Figure 4: Of the units that are interpretable in the original network, (left) the percent of interpretable units that were interpretable in the original network and (right) the percent of interpretable units that recognize the same concept as they did when they were in the original network. Each line represents a model trained with a different initialization.


We use the lottery ticket procedure (Frankle & Carbin, 2019) to fine-tune after pruning, meaning that the pruned networks are re-trained nearly from initialization. In comparison to other fine-tuning strategies, we believe this configuration offers pruned networks more leeway to learn new representations. We are therefore interested in understanding the extent to which the same units are interpretable and learn to recognize the same concepts in the original and pruned networks.

The left graph in Figure 4 shows the percentage of interpretable units in the original network that were also interpretable in the pruned network. Although this figure declines as the networks are pruned, nearly 80% of the originally interpretable units remain interpretable even after 89% of parameters have been pruned. Of these units that were interpretable in both the original and pruned networks, the right graph in Figure 4 explores the consistency of the concepts these units learn. For each pruned network, it plots the percentage of interpretable units that recognize the same concept as they did when they were in the original network, considering only those units that were interpretable both in the original network and in the particular pruned network. As the network is pruned, the fraction of such consistent units declines. However, it remains relatively high: about 70% of such units learn to recognize the same concept even after 89% of parameters are pruned.

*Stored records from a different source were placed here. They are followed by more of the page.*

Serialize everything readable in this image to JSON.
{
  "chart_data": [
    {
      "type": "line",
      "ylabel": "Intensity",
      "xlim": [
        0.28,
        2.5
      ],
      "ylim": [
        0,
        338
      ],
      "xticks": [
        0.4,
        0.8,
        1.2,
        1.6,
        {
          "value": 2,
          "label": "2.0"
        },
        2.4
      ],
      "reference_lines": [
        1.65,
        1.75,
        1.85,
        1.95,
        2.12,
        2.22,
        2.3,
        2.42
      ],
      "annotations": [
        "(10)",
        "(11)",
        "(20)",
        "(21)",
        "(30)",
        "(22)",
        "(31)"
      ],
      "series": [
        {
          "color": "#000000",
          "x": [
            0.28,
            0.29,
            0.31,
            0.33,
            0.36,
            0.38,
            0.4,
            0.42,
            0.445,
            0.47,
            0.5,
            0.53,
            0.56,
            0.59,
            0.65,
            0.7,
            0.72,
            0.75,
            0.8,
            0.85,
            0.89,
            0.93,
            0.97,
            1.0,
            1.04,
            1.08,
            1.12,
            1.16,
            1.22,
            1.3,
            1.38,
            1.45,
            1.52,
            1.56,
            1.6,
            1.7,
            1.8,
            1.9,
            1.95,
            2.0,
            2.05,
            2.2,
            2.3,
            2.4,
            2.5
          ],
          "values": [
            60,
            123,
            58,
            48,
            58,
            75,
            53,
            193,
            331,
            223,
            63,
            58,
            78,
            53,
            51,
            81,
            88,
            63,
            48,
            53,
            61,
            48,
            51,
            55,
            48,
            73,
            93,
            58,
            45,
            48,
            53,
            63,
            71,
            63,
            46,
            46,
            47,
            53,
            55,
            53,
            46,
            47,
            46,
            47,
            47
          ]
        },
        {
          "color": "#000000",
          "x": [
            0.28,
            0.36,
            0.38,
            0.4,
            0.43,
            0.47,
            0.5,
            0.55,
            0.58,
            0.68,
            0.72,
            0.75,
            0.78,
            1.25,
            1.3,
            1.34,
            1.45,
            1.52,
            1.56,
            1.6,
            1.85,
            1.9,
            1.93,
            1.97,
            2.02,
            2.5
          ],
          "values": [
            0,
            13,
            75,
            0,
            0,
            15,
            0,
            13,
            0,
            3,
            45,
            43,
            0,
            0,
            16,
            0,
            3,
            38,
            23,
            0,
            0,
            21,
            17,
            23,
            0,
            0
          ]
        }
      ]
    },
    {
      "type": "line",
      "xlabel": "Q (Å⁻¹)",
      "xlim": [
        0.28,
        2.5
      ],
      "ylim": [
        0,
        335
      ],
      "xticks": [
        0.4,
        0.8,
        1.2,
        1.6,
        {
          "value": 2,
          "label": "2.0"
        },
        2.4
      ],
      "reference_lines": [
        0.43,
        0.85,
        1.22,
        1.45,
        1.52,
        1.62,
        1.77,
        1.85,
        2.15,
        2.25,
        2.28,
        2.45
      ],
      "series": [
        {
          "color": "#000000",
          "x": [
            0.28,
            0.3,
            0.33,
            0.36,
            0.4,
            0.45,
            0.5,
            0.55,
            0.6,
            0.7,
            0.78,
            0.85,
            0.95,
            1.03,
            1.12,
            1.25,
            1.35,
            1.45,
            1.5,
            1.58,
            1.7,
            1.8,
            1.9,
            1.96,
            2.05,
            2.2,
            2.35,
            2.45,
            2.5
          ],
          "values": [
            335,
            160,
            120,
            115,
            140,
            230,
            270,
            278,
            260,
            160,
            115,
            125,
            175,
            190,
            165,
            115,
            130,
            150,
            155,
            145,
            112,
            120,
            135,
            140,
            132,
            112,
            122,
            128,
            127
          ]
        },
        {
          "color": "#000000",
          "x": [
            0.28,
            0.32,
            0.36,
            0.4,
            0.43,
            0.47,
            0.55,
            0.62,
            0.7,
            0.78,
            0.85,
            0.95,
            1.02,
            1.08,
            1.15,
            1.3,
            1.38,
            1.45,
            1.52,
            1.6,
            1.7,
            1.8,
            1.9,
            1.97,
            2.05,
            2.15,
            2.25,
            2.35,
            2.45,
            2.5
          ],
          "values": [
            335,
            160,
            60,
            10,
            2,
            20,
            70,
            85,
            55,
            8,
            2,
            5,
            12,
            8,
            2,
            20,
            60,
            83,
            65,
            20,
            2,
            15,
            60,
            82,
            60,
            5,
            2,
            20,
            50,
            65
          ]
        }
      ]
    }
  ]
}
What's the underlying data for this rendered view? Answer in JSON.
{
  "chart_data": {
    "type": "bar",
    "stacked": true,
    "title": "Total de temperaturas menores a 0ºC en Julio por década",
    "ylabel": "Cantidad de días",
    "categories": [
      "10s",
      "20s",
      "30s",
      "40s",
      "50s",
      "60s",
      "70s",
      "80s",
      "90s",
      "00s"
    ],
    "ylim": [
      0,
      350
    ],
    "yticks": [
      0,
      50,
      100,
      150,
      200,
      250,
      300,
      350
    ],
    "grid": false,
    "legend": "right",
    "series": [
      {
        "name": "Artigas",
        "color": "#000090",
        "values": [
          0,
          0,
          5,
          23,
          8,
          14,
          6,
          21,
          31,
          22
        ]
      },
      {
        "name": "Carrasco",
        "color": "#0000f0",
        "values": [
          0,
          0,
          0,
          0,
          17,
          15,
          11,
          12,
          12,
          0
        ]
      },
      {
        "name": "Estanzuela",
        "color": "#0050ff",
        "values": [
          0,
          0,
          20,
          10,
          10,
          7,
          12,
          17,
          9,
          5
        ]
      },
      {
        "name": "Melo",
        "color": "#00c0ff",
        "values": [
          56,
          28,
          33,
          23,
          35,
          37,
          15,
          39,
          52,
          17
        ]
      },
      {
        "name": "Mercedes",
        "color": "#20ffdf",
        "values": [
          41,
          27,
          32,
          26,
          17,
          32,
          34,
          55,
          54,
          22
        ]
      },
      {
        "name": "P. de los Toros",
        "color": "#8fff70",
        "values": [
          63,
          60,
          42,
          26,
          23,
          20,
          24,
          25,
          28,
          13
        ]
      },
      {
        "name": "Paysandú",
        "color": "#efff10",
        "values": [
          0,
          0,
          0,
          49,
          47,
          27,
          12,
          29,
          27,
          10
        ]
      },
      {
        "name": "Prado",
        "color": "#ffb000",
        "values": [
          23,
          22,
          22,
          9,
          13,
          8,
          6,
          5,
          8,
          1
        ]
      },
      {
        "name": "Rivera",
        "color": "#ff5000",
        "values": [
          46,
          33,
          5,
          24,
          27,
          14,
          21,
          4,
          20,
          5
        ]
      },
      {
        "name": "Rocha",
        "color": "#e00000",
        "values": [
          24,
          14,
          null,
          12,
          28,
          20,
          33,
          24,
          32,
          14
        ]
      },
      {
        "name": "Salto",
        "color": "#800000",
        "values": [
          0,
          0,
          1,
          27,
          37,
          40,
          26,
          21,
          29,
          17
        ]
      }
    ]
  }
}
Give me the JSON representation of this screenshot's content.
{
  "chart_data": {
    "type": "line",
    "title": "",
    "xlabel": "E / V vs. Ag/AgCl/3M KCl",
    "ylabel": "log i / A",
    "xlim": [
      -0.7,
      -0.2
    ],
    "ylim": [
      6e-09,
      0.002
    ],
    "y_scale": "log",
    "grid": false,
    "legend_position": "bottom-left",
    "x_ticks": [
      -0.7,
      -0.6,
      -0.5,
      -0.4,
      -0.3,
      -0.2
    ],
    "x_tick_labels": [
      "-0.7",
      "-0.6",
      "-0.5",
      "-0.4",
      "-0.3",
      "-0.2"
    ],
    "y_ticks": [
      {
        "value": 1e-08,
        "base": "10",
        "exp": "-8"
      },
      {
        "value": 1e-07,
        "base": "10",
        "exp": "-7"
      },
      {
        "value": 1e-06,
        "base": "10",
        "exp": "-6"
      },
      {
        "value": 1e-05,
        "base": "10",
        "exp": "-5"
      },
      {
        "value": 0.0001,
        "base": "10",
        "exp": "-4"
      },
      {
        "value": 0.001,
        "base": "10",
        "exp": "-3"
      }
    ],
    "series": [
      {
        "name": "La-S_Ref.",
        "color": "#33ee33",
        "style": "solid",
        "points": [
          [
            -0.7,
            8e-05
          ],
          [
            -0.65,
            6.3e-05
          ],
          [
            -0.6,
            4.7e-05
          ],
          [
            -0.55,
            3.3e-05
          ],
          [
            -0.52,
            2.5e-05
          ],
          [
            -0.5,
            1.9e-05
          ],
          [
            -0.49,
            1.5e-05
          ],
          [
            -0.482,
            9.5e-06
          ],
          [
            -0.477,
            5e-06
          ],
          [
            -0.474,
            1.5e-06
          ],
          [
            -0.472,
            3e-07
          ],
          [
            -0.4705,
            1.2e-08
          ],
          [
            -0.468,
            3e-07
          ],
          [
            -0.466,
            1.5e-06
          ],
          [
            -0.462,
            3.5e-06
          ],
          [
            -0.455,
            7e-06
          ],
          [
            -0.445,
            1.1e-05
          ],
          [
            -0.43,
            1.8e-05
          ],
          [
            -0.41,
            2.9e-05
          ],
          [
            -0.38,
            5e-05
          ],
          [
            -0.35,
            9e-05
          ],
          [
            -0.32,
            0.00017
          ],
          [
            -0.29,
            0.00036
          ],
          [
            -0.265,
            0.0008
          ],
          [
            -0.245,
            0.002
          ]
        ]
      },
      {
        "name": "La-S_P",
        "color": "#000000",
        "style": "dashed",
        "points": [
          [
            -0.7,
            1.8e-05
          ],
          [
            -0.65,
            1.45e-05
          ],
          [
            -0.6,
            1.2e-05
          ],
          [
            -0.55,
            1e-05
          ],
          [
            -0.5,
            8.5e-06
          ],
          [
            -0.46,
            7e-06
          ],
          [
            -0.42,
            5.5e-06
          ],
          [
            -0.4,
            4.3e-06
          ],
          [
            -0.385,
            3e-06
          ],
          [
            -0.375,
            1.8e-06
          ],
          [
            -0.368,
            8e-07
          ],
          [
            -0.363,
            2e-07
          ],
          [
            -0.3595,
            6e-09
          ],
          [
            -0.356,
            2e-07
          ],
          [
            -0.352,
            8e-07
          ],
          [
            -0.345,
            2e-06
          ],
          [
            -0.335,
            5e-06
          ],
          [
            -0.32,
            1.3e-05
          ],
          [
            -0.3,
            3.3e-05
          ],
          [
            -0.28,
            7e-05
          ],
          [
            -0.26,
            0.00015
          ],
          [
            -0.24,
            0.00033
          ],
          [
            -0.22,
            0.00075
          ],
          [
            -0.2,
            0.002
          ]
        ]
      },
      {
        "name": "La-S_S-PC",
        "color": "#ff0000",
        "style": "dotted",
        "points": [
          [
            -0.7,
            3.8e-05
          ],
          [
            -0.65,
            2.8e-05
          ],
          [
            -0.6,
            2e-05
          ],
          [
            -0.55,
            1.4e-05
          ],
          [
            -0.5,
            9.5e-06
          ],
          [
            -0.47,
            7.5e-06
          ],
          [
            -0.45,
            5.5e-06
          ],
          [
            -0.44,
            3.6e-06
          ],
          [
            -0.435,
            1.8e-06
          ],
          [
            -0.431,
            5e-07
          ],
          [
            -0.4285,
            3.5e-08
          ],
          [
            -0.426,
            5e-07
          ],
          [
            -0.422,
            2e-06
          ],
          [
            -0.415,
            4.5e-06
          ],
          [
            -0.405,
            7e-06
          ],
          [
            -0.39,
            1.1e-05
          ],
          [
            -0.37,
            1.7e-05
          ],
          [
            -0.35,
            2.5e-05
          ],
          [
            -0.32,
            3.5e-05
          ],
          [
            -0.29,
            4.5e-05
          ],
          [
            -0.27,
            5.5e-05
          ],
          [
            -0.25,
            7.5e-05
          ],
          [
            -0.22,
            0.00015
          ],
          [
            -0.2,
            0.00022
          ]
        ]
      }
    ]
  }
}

3 Discussion and Future Work

In this short paper, we only consider a sparse pruning technique that preserves the number of units in the network. It is possible that, if entire convolutional filters were pruned as in (Li et al., 2016), a completely different set of behaviors might result. For example, the network might become less interpretable with pruning as it has less capacity with which to develop intermediate representations. Or alternatively, if—as Liu et al. (2019) argue—pruned convolutional filters were never necessary to begin with, then the network would remain equally interpretable but with a higher percentage of interpretable units (convolutional filters are units with respect to network dissection).

It is also possible that another fine-tuning strategy might produce different results. The lottery ticket strategy allows the network to retrain nearly from the start after each round of pruning, meaning that the network has the opportunity to learn entirely new representations. In contrast, standard pruning techniques retain the trained weights of unpruned connections and fine-tune for a small number of iterations at a low learning rate, severely limiting the network’s ability to learn new representations. It would be interesting to compare the interpretability of the networks produced by each approach. It is possible that lottery ticket fine-tuning makes it possible to learn new, disentangled representations for the smaller network size, or, alternatively, that limited fine-tuning more effectively sustains the interpretability of the unpruned networks.

For this workshop paper, we only consider Resnet-50. It would be valuable to study the extent to which the behavior we observe extends to other networks as in Bau et al. (2017).

4 Conclusions

We study the interpretability of pruned networks. Specifically, we use network dissection (Bau et al., 2017) to examine the number of units that learn to recognize disentangled, human-identifiable concepts in networks whose weights have been removed using lottery ticket pruning (Frankle & Carbin, 2019; Frankle et al., 2019). We find that this sparse pruning has no impact on the interpretability of the Resnet-50 model (as trained on ImageNet) until so many parameters are pruned that accuracy beings to decline. We conclude that parameters considered unnecessary by magnitude pruning are also unnecessary to maintain the level of interpretability of the unpruned model. However, pruning does not cause interpretability to improve either.